If the new Schedule 0 was implemented the following tax rates would apply to employers:

0.03%

0.06%

0.10%

0.30%

0.50%

0.70%

1.00%

1.30%

1.60%

1.90%

2.40%

3.30%

4.20%

5.00%

5.40%

 

Estimated Annual Cost to the Trust Fund:                                              $8 million

 

  1. Benefits to workers seeking part-time work:

 

Most states require claimants to be actively seeking full time work to receive unemployment benefits, but about 16 states pay claimants that are actively seeking only part-time employment.  Currently claimants in New Mexico must look for full-time work to receive unemployment benefits. 

 

Estimated Annual Cost to the Trust Fund:                                              $2 million

 

  1.  Transfer favorable employment history from other states:

 

Currently all new employers are required to pay a tax of 2.7 percent of the total taxable wages for at least four years, after which the employer’s experience history determines the tax rate.  This law change would allow employers that are doing business in another state to transfer their experience history from that state if they want to do business in New Mexico, possibly resulting in a lower rate.  No such transfer is currently allowed.

 

Estimated Annual Cost to the Trust Fund:                                              $20,000 - $100,000

 

     Significant Issues

 

The provision allowing employers from other states to transfer history to New Mexico is meant to be a permanent change and not subject to the sunset clause provisions.  Except for this provision, all other changes are subject to a “delayed revision” provision which states that those provisions will end in early 2007 or the trigger of tax schedule 2 or higher.

 

FISCAL IMPLICATIONS

 

The appropriation of $2,392.4 contained in this bill is a non-recurring expense to the Reed Act distribution fund.

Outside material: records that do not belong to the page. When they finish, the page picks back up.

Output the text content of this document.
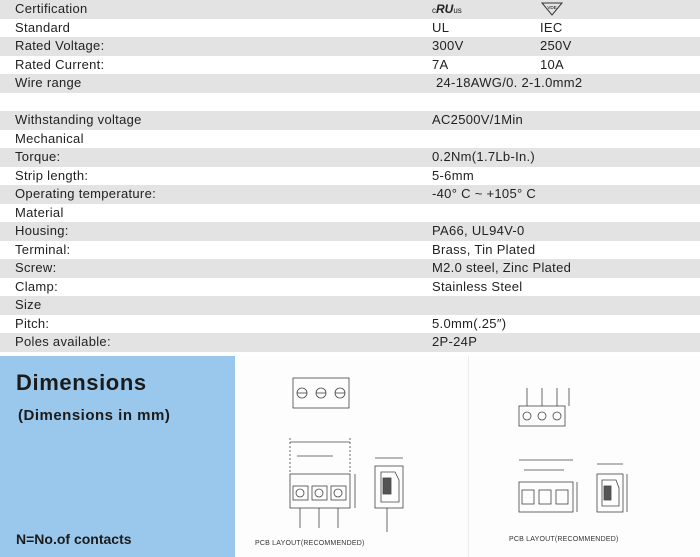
Certification	cRUus	VDE
Standard	UL	IEC
Rated Voltage:	300V	250V
Rated Current:	7A	10A
Wire range	24-18AWG/0. 2-1.0mm2
Withstanding voltage	AC2500V/1Min
Mechanical
Torque:	0.2Nm(1.7Lb-In.)
Strip length:	5-6mm
Operating temperature:	-40° C ~ +105° C
Material
Housing:	PA66, UL94V-0
Terminal:	Brass, Tin Plated
Screw:	M2.0 steel, Zinc Plated
Clamp:	Stainless Steel
Size
Pitch:	5.0mm(.25″)
Poles available:	2P-24P
Dimensions
(Dimensions in mm)
N=No.of contacts	PCB LAYOUT(RECOMMENDED)
PCB LAYOUT(RECOMMENDED)
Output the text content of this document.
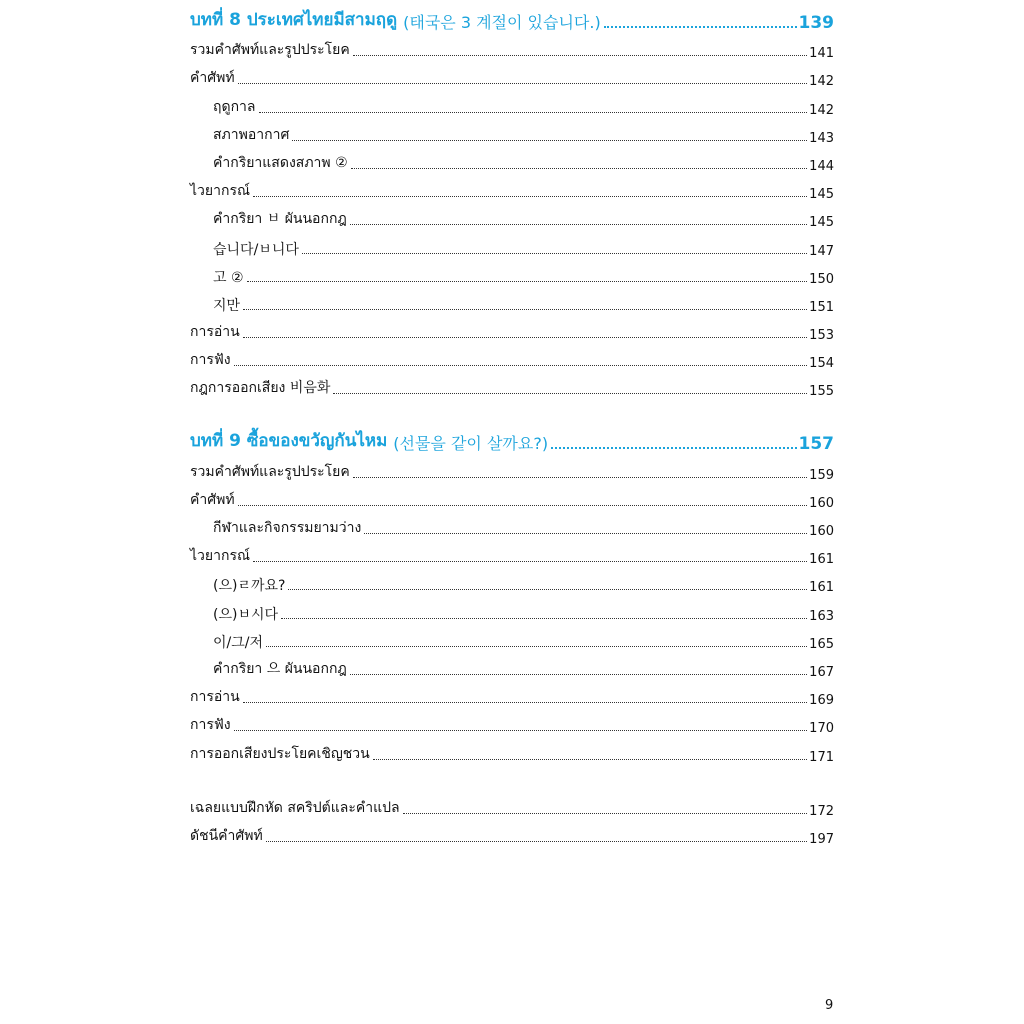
บทที่ 8 ประเทศไทยมีสามฤดู (태국은 3 계절이 있습니다.)	139
รวมคำศัพท์และรูปประโยค	141
คำศัพท์	142
ฤดูกาล	142
สภาพอากาศ	143
คำกริยาแสดงสภาพ ②	144
ไวยากรณ์	145
คำกริยา ㅂ ผันนอกกฎ	145
습니다/ㅂ니다	147
고 ②	150
지만	151
การอ่าน	153
การฟัง	154
กฎการออกเสียง 비음화	155
บทที่ 9 ซื้อของขวัญกันไหม (선물을 같이 살까요?)	157
รวมคำศัพท์และรูปประโยค	159
คำศัพท์	160
กีฬาและกิจกรรมยามว่าง	160
ไวยากรณ์	161
(으)ㄹ까요?	161
(으)ㅂ시다	163
이/그/저	165
คำกริยา 으 ผันนอกกฎ	167
การอ่าน	169
การฟัง	170
การออกเสียงประโยคเชิญชวน	171
เฉลยแบบฝึกหัด สคริปต์และคำแปล	172
ดัชนีคำศัพท์	197
9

Any unexpended or unencumbered balance remaining at the end of FY07 shall revert to the Reed Act distribution fund.

 

The Labor Department estimates non-recurring expenses of $1,087.0 in FY03 and FY04 for systems design, development and implementation of the changes.  The department also anticipates $1,455.4 ($363.8 annually) in recurring costs for FY04 through FY07.  These costs have been addressed within the appropriation in the bill.  These costs will sunset at the end of FY07.  All appropriations are drawn from the federal Reed Act distribution fund provided to New Mexico.

 

In addition, annual costs of $54,450.0 are estimated against the Unemployment Compensation Trust Fund which will result in increased benefits and reduced taxes. 

 

ADMINISTRATIVE IMPLICATIONS

 

The Labor Department indicates the amendment to unemployment compensation would require significant information technology modifications to the recently constructed unemployment insurance claims and tax systems.  The cost for these changes has been addressed in the appropriation of the bill.

 

RELATIONSHIP

 

House Bill 261 relates to Senate Bill 142 in that both bills address new employer rates in New Mexico and using former, out-of-state employment history.

 

TECHNICAL ISSUES

 

The Labor Department indicates the provision allowing employers from other states to transfer history to New Mexico is meant to be a permanent change and is not subject to the delayed repeal clause provisions.  The department also indicates the need for an additional section pertaining to usage of the Reed Act distribution fund and the need for the money to be appropriated in FY03, instead of FY04, as to begin systems design and development.

 

The Attorney General’s Office indicates there may be a conflict in that Section 14 (A) has an effective date of April 1, 2003 and Section 15 is an emergency clause.  There will be a conflict if the bill passes during the last three days of the session and the governor has twenty days to sign or veto it, pursuant to Article IV, Section 22.